Following discharge, lifestyle changes and medications are important considerations to lower the risk of recurrent SCAD. Patients are advised to avoid situations that may increase intracoronary shear stress in the same way that beta-blockers are recommended to decrease the shear stress of the coronary arteries. These include activities that increase the thoracoabdominal pressures or catecholamines. Patients are asked to avoid Valsalva maneuvers, heavy weightlifting (maximum 30 pounds for women, 50 pounds for men). Cardiac rehabilitation programs are recommended for all SCAD patients. These programs can be SCAD-specific cardiac rehabilitation (SCAD-CR) in large referring centers, such as in our institution where we have a centralized and concentrated cohort of SCAD patients [50]. These programs include exercise programs, psychological counseling, and peer support. SCAD-CR has been shown to be safe and beneficial and associated with improvement in exercise capacity, psychological measures, and reduction in chest pain. There were long-term cardiovascular benefits observed in those patients who attended our SCAD-CR compared with those who did not. Although the rate of beta-blocker uptake in the SCAD-CR was 85%, cardiac rehabilitation is thought to have additive effect from beta-blockers and perhaps even synergistic [50].

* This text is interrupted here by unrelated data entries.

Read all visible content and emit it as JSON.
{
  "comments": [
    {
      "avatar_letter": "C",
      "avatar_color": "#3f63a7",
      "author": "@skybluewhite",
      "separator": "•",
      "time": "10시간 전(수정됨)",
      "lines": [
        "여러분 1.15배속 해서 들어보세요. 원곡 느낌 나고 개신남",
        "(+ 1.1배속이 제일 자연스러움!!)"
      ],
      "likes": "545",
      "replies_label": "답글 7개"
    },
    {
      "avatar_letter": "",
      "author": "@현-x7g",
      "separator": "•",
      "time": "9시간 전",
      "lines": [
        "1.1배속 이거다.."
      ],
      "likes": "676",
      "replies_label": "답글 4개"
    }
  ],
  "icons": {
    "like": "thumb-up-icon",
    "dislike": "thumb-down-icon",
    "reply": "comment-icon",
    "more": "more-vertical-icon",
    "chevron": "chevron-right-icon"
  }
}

Conclusion/Future Directions

SCAD is a unique and challenging entity which is increasingly recognized as a cause of morbidity and mortality in both men and women presenting with ACS. Despite increased awareness and improved detection, much remains to be known about the pathogenesis and management of SCAD. Future research efforts should focus on identifying new predisposing factors and consolidating established connections between underlying conditions and SCAD presentations; optimizing imaging modalities to facilitate early diagnosis of SCAD; further investigating the role of medical therapy; identifying strategies to improve success of PCI; evaluating the role of mechanical circulatory support in cardiogenic shock complicating SCAD; and delineating optimal exercise and cardiac rehabilitation regimen for patients post-SCAD. Lastly, support should continue to be directed toward patient networks and referral hubs as to facilitate the establishment of specialized centers for SCAD management and research.